According to an Indonesian news service, the defence minister, Martori Abdul Bejalil, said: "I am sure that there is a link between al-Qaeda and what happened in Bali ... There is a professional and sophisticated terrorist movement. They can disappear right after the explosion."
With the attack now appearing to have firmed Indonesia's resolve to pursue Islamic terrorists, Australia is preparing for a national day of mourning to grieve for those lost in the largest attack outside wartime.
The death toll now shows 14 Australians dead, 113 injured and 220 missing.
"The word terrorism is too antiseptic an expression to describe what happened," the Prime Minister, John Howard, told Parliament yesterday.
"What happened was barbaric, brutal mass murder with no justification."
Earlier yesterday, Mr Howard said the bombing appeared to be part of a pattern of terrorist actions in recent times, citing the October 6 attack on the French supertanker Limburg.
He announced a series of measures, following a meeting of the National Security Committee, aimed at increasing Australia's preparedness in the light of the heightened terrorist threat.
Australia's already contentious anti-terrorism laws will be further reviewed, as will the country's broader security arrangements.
The Foreign Minister, Alexander Downer, and the Justice Minister, Chris Ellison, flew to Indonesia last night to liaise with their Indonesian counterparts as the hunt for those responsible for the bomb blast continues.

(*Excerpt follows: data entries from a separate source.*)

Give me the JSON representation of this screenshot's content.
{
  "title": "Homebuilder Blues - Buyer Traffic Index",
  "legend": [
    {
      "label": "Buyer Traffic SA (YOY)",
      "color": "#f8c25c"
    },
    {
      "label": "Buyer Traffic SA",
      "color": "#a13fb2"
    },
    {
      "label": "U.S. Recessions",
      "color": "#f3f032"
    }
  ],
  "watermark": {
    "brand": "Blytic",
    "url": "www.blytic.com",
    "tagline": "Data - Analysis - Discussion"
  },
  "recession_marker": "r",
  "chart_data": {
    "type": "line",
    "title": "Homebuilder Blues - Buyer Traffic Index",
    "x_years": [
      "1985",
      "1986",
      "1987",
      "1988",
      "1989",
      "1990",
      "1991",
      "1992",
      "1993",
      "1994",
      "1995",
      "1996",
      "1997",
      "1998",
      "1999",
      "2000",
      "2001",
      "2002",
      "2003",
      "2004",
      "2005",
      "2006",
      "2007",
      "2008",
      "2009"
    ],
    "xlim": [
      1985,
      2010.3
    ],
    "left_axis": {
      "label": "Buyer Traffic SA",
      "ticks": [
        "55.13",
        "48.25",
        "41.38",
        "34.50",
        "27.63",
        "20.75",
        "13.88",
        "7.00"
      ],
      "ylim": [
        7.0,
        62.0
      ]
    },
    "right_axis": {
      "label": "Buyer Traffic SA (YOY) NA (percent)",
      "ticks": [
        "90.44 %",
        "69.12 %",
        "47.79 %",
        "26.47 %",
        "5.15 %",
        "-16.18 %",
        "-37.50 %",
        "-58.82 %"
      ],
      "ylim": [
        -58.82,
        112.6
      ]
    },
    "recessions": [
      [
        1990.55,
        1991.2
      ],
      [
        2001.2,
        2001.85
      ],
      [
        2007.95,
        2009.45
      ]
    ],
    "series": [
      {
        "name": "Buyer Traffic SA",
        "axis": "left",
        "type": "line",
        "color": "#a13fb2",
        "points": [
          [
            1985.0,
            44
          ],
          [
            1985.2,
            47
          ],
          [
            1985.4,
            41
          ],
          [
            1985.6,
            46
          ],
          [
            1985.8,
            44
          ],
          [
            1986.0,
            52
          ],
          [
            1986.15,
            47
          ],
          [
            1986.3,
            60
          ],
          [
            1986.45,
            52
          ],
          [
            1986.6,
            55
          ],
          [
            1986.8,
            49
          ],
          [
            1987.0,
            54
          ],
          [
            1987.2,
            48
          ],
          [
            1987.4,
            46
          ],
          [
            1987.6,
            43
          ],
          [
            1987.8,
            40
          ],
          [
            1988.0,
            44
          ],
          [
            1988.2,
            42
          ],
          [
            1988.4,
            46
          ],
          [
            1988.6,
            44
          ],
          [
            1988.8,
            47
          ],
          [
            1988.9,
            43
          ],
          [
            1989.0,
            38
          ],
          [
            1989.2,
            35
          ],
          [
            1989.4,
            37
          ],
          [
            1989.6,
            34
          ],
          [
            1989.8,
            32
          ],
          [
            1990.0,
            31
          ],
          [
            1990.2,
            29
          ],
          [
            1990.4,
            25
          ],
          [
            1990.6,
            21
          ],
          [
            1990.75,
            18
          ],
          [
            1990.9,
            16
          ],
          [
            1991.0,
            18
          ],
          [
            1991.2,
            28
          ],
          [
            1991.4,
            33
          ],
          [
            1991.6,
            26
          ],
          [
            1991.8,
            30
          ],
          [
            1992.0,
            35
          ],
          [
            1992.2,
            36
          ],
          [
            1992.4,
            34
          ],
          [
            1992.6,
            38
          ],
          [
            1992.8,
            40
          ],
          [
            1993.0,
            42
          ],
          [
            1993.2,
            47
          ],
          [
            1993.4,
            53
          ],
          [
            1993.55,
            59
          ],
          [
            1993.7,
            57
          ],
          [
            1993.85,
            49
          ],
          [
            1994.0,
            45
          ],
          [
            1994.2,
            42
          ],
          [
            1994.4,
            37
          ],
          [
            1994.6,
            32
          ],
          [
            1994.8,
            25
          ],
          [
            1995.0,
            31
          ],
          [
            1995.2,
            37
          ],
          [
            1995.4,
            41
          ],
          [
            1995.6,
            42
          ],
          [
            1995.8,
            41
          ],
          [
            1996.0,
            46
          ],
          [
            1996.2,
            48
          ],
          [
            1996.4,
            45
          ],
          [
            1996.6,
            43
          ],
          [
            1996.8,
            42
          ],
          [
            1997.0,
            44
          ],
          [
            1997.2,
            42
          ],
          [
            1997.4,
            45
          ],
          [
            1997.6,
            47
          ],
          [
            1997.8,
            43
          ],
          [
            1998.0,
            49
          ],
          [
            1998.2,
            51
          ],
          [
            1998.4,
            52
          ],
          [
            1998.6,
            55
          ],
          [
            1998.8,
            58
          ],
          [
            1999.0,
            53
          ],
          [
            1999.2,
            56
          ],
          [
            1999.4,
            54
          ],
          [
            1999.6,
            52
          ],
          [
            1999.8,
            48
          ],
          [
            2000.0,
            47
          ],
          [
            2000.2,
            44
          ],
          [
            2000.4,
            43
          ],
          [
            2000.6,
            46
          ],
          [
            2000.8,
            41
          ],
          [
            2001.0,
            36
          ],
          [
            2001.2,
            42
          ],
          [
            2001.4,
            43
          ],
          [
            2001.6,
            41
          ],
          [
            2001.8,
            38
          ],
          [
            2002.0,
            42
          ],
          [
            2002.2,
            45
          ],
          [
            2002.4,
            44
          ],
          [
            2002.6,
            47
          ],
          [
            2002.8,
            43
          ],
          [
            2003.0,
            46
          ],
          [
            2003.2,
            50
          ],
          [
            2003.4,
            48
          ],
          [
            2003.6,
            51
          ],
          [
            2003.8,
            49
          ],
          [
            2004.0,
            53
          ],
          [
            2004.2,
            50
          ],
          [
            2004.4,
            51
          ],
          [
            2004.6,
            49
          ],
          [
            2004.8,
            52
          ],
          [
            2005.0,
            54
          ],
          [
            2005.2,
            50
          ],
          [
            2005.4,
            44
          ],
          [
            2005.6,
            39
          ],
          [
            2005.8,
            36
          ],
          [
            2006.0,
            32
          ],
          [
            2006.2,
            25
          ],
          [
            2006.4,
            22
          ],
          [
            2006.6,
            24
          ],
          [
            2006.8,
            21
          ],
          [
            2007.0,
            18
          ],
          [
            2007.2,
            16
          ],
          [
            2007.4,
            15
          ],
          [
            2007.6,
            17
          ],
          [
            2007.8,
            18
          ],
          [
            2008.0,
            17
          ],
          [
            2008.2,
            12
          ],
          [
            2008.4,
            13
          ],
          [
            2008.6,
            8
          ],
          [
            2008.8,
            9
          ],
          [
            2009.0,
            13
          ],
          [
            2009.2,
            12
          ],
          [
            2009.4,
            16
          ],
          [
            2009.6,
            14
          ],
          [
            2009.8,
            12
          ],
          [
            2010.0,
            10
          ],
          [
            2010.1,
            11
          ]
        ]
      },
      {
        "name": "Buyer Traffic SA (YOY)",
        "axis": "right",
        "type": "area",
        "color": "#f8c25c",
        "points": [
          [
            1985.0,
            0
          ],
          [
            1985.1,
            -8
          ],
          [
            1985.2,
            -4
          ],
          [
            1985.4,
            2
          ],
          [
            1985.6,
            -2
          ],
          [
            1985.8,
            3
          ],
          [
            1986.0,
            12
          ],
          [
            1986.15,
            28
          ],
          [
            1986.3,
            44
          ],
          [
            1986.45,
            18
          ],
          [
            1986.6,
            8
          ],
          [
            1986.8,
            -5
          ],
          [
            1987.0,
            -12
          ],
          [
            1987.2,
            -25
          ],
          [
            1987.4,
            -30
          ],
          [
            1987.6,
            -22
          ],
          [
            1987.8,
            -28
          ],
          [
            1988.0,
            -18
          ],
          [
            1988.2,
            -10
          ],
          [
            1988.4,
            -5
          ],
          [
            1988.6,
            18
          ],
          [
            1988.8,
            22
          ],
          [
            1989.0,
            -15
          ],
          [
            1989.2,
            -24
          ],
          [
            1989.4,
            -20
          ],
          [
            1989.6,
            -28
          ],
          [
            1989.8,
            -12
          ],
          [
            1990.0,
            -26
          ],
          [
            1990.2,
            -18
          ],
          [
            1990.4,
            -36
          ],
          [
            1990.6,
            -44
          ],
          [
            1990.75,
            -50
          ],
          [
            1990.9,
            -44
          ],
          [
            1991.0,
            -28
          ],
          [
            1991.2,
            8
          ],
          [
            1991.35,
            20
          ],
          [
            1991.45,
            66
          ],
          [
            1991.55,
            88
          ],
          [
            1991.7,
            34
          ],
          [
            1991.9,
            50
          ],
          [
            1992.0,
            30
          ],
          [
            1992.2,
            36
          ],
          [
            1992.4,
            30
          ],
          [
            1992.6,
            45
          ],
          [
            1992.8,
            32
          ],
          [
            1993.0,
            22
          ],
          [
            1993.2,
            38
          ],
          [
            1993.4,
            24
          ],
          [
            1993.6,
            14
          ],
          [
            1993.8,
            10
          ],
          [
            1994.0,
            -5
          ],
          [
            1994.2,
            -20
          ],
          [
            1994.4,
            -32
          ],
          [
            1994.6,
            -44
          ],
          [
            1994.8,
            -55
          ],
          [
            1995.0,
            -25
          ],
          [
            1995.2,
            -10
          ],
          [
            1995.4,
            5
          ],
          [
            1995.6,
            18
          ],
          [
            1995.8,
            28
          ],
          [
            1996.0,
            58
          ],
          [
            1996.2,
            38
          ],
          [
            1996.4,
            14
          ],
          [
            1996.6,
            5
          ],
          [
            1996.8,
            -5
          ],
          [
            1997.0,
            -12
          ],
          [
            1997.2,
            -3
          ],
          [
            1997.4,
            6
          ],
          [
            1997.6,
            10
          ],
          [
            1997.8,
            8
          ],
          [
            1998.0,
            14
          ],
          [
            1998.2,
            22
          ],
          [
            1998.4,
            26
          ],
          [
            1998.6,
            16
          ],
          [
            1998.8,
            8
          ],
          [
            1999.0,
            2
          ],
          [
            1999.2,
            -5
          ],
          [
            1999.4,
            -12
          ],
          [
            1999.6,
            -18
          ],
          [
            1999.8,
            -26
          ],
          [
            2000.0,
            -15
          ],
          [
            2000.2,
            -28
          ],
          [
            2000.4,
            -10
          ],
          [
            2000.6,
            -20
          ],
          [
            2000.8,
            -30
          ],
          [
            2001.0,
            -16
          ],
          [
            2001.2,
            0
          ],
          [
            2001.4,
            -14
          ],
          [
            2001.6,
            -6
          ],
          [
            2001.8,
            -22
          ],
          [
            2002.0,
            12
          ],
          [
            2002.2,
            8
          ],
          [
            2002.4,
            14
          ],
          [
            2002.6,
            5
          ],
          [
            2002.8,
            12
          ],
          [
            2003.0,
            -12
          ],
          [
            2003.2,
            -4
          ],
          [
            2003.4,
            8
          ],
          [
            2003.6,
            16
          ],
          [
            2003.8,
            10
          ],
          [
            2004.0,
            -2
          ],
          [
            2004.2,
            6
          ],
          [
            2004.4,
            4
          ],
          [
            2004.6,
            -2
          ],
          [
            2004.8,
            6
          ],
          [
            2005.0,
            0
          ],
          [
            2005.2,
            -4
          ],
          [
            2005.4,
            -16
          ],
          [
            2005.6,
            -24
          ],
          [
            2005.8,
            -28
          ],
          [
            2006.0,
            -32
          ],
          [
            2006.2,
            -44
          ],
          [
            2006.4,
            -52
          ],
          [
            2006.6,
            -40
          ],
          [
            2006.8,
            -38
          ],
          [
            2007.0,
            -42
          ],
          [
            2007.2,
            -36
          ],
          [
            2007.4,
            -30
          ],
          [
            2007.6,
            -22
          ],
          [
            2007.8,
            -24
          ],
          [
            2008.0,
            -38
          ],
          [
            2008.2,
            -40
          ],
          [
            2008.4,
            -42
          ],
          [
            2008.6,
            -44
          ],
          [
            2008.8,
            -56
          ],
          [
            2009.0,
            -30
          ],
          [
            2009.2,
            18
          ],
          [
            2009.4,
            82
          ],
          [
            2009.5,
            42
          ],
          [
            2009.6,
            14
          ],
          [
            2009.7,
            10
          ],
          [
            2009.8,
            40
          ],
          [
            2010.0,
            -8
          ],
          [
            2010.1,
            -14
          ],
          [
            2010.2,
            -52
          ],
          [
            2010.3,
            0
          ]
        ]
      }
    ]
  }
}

They will soon be joined by the Australian Federal Police Commissioner, Mick Keelty, and the head of ASIO, Dennis Richardson, who will lead the Australian component of the investigative team.
The attack has underlined Australia's vulnerability to terrorist attacks on its own shores and spawned deep public concern that the country's strong support for the United States' policies on terrorism and Iraq has made it a terrorist target.
In Indonesia, the Vice-President, Hamzah Haz, has softened his long-standing defence of one of the prime suspects, Abu Bakar Bashir.
After a crisis cabinet meeting, Mr Hamzah conceded the blast was "an act of terrorism", stressing that "no one who is involved in terrorism, ordinary people, government officials or ulama [Muslim religious leader] has impunity from the law".
This is the first time that Mr Hamzah has opened the way for Abu Bakar, 64, to be pursued.
Reports from police and security sources around the region continued to place Abu Bakar at the top of the list of suspects.
His Jemaah Islamiah group has regularly been identified as having links with al-Qaeda.
One report claims that authorities in Singapore believe there are now two al-Qaeda trained bomb making experts working in Indonesia with JI.
Intelligence sources in the region have also argued the attack appears to be carried out by Muslims because it took place in Hindu-dominated Bali, minimising the chances of killing Muslims.
The Indonesian Health Minister, Ahmed Suyudi, said the search for victims had ended. All the bodies that had been recovered were at Sanglah Hospital in Denpasar.
In Canberra, Federal Parliament passed a unanimous motion condemning the bombing.
During the debate, Mr Howard declared next Sunday a national day of mourning. The Opposition Leader, Simon Crean, said he feared last Saturday "will be our single blackest day since World War II" and called on the Government to host a regional summit to devise strategies against terrorism.